Wastewater generated by the runoff of leachate from municipal and hazardous waste landfills can have a negative environmental impact if not controlled and treated correctly.
No two leachates are the same, because each landfill has its own constituents, the liquid that passes through the solid waste takes on its own unique properties. Leachate quality also changes over time, so a treatment system must be sized according to individual parameters and should be flexible enough to treat a varied influent stream.
The quality of the leachate stream is an important management issue. Leachate is categorized by water chemistry, heavy metals and volatile and semi-volatile compounds.

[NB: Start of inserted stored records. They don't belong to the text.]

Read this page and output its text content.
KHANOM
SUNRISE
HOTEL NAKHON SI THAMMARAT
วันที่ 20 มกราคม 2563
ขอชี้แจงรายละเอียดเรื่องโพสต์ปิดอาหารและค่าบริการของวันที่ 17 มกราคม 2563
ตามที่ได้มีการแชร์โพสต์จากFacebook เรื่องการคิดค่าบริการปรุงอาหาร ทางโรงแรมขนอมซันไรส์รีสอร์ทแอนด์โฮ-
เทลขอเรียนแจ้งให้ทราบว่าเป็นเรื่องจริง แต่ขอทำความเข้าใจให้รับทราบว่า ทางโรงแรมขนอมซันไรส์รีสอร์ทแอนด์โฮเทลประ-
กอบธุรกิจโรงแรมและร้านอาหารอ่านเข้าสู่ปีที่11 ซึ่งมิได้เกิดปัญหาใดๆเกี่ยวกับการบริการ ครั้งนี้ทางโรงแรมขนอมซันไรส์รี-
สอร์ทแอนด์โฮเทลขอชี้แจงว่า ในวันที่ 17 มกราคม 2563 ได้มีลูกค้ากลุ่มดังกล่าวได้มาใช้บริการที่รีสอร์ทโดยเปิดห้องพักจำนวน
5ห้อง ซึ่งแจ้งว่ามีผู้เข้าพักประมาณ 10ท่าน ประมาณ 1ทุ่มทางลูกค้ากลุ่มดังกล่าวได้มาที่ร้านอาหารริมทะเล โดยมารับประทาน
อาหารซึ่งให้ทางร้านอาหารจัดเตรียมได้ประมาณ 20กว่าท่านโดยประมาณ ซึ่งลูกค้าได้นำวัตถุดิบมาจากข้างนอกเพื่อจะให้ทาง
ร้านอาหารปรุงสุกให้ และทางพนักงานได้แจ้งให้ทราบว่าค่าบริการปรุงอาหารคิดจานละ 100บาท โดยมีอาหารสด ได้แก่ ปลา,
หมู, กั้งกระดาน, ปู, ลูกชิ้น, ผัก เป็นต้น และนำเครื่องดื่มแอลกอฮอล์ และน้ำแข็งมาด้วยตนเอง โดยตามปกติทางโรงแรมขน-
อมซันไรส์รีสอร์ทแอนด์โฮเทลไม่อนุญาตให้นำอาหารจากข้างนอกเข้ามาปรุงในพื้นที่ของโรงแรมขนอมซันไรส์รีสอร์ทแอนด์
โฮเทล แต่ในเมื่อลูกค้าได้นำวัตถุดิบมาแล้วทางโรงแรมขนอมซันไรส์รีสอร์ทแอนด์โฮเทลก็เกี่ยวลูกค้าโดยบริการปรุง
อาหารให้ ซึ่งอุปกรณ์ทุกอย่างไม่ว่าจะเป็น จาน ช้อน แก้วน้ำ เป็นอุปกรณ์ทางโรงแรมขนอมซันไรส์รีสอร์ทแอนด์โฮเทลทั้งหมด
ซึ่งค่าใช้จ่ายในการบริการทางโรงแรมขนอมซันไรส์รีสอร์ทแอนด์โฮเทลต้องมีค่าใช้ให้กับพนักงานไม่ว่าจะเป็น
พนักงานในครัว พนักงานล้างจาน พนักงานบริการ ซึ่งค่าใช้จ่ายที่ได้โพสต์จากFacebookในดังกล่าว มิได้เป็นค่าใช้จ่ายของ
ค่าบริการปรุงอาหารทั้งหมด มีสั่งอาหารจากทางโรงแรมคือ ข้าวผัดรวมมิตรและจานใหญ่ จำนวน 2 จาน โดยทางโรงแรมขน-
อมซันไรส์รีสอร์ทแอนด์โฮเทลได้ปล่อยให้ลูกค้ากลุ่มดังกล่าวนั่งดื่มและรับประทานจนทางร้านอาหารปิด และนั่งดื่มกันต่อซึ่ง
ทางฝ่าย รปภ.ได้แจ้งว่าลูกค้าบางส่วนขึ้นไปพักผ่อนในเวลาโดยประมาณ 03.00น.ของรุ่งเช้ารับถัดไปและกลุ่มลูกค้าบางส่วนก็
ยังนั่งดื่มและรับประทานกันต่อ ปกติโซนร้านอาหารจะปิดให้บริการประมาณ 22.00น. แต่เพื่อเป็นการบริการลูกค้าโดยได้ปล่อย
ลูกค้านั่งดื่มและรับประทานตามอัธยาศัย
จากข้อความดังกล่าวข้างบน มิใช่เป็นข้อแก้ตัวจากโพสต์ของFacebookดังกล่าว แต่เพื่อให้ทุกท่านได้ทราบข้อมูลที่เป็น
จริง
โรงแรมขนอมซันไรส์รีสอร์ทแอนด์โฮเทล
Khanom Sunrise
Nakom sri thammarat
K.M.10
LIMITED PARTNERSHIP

The management of leachate produced by a landfill is a major engineering challenge. To design and operate an efficient leachate treatment system, which is essential to minimize potential impact on the environment, several key factors must be considered. The characteristics of the landfill waste, the local climate, the hydrogeological conditions, the operational procedures and the landfill’s age all impact the quantity and quality of the leachate.
The proper characterization of leachate, backed by treatability studies, is essential to select a reliable system. Leachates are typically characterized by extreme values of parameters such as pH, ammonia nitrogen (NH3-N), alkalinity, dissolved metals, and oxygen demand.
The leachate collection system for old closed landfills often consisted of subsurface pipes which collected and transferred the leachate from the landfill to a leachate treatment system consisting of a wetland network constructed on the edge of the landfill or on the restored surface.
The size and number of sections of the wetland network for unlined and old leachate treatment systems was determined by evaluating both the contaminants to be treated for, and the size of, the flows entering into the system. When designing the wetland network, expected flow into the system along with sufficient reserve capacity is needed to contain accumulated precipitation from previous rainfall events, as well as sediment and sludge accumulation.